"A lot of my relatives, plus my Mother who's recently deceased, worked here during the Second World War," says Lynn Edwin Hull, a retired member of the U.S. Military.
Hagerstown is a pioneer in building aircraft like this Fairchild model, which trained the most U.S. pilots in World War II.
"What's unique about the Hagerstown Aviation Museum is that most of the aircraft in the Museum were actually built here in Hagerstown--either at the old Fairchild Factory which is now Pop Flights, which still stands on the airport," says John Seburn, President of the Hagerstown Aviation Museum.
At one time, back in the 1940's and 1950s, more than 10,000 people worked at Fairchild building airplanes.
"The oldest one is a 1928 Kreider Reisner plane, that was built here in Hagerstown. We have several other trainers from World War II, Fairchild PT-19's they were called, that were also built here, and the two large planes are the Fairchild C-82 and C-119 Flying Box Cars," says Seburn.

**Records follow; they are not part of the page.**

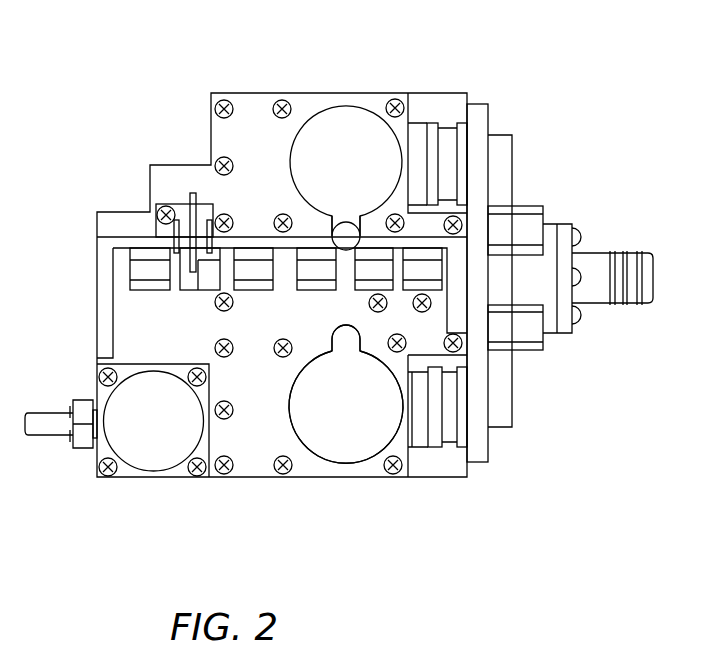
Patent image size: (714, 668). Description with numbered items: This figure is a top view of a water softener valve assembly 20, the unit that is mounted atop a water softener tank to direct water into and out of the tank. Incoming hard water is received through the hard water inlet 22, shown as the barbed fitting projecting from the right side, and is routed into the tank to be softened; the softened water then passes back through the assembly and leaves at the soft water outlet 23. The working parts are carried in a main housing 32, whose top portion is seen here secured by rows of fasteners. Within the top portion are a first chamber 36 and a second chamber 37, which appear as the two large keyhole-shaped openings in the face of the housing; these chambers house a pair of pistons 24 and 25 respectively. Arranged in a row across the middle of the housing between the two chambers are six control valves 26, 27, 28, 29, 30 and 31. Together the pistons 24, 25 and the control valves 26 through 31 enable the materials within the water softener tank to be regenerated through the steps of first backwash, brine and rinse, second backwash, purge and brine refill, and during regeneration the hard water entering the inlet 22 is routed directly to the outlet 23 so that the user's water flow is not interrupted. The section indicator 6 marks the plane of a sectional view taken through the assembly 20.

The section line 6- 6 is at (314, 33).
The water softener valve assembly 20 is at (534, 494).
The hard water inlet 22 is at (452, 168).
The soft water outlet 23 is at (450, 390).
The piston 24 is at (360, 447).
The piston 25 is at (368, 137).
The control valve 26 is at (142, 272).
The control valve 27 is at (192, 285).
The control valve 28 is at (257, 285).
The control valve 29 is at (312, 285).
The control valve 30 is at (360, 285).
The control valve 31 is at (433, 270).
The main housing 32 is at (330, 455).
The first chamber 36 is at (340, 127).
The second chamber 37 is at (345, 450).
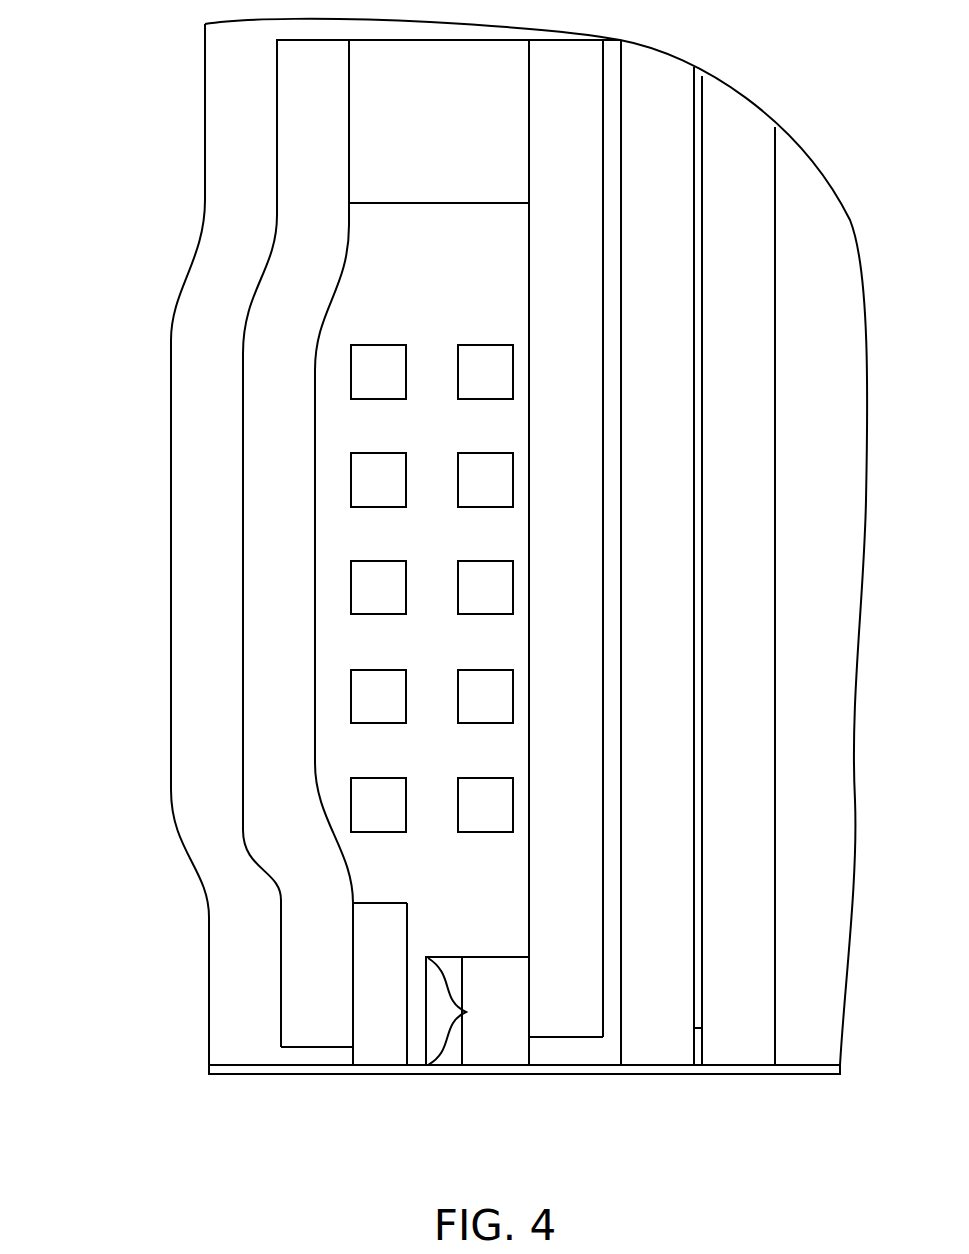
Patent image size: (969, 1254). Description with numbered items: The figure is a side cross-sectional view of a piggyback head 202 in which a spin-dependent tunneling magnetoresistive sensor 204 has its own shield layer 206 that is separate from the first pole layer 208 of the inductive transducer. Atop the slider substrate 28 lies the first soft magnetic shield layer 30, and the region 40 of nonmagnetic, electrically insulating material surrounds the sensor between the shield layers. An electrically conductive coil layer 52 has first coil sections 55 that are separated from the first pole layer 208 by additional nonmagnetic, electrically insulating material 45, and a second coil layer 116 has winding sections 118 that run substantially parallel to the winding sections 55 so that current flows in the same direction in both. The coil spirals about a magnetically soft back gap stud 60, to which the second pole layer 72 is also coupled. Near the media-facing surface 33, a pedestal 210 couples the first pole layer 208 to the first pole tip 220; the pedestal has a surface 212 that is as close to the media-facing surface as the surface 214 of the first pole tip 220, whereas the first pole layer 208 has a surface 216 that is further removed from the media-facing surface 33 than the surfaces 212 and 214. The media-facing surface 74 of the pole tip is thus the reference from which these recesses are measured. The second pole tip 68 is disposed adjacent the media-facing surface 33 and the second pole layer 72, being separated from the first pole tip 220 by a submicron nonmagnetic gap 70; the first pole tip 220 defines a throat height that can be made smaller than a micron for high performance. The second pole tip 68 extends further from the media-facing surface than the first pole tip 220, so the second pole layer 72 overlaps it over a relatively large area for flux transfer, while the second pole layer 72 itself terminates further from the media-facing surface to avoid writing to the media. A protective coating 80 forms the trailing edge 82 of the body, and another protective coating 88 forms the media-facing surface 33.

The slider substrate 28 is at (806, 569).
The first soft magnetic shield layer 30 is at (721, 679).
The media-facing surface 33 is at (263, 1075).
The region of nonmagnetic, electrically insulating material 40 is at (702, 328).
The nonmagnetic, electrically insulating material 45 is at (415, 659).
The coil layer 52 is at (484, 308).
The first coil sections 55 is at (513, 372).
The back gap stud 60 is at (421, 124).
The second pole tip 68 is at (383, 903).
The nonmagnetic gap 70 is at (405, 1047).
The second pole layer 72 is at (261, 659).
The media-facing surface of the pole tip 74 is at (317, 1048).
The protective coating 80 is at (189, 594).
The trailing edge 82 is at (170, 490).
The protective coating 88 is at (810, 1065).
The second coil layer 116 is at (377, 308).
The winding sections 118 is at (350, 372).
The piggyback head 202 is at (135, 652).
The spin-dependent tunneling MR sensor 204 is at (705, 1045).
The shield layer 206 is at (632, 679).
The first pole layer 208 is at (543, 774).
The pedestal 210 is at (497, 968).
The surface of pedestal 212 is at (498, 1075).
The surface of first pole tip 214 is at (443, 1075).
The surface of first pole layer 216 is at (570, 1038).
The first pole tip 220 is at (445, 957).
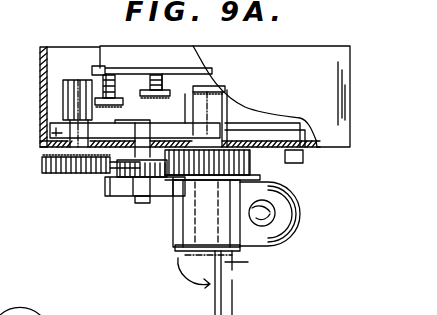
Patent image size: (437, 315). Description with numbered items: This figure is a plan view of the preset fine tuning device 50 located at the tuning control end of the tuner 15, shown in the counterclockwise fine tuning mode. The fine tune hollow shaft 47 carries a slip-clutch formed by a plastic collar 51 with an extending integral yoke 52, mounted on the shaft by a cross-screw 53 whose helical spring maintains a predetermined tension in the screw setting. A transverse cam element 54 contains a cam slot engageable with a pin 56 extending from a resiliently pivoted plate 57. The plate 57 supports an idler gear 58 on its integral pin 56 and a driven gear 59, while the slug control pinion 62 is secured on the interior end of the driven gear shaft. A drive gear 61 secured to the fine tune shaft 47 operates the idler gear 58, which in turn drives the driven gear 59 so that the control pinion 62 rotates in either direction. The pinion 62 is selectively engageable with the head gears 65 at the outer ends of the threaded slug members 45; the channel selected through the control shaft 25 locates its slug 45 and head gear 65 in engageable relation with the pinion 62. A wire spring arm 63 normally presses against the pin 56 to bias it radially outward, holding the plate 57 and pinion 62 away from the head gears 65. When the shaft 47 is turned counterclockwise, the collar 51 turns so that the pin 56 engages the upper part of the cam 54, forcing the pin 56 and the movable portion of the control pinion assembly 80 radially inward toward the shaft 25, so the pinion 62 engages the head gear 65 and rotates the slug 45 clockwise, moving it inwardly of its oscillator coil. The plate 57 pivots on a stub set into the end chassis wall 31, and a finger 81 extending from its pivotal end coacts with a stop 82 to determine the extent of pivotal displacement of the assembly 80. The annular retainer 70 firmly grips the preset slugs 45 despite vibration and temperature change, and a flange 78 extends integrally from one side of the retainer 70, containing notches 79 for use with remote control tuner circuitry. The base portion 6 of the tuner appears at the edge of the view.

The base 6 is at (1, 79).
The tuner 15 is at (350, 86).
The control shaft 25 is at (230, 307).
The end chassis wall 31 is at (42, 60).
The threaded slug member 45 is at (123, 86).
The fine tune hollow shaft 47 is at (236, 276).
The preset fine tuning device 50 is at (133, 212).
The collar 51 is at (175, 246).
The yoke 52 is at (286, 228).
The cross-screw 53 is at (280, 214).
The cam element 54 is at (105, 187).
The pin 56 is at (146, 203).
The plate 57 is at (60, 133).
The idler gear 58 is at (122, 178).
The driven gear 59 is at (55, 175).
The drive gear 61 is at (258, 166).
The slug control pinion 62 is at (62, 103).
The wire spring arm 63 is at (166, 180).
The head gear 65 is at (162, 94).
The retainer 70 is at (93, 54).
The flange 78 is at (113, 68).
The notch 79 is at (158, 74).
The control pinion assembly 80 is at (50, 314).
The finger 81 is at (211, 88).
The stop 82 is at (187, 96).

The Flying Box Cars were one of many models used in the U.S. Military.
"It was used mostly for re-supply, a little bit of parachute work as far as delivering para-troopers and so on. It's hay day was in Korea and in Vietnam," says Hull.
The Aviation Museum has over 15 aircraft thanks to local donors. Now, Seburn says the challenge is finding a place to house and regularly showcase them.
The next "Open Airplane Afternoon" will be held August 19, 2012, just before the larger Wings and Wheels event held September 22-23, 2012.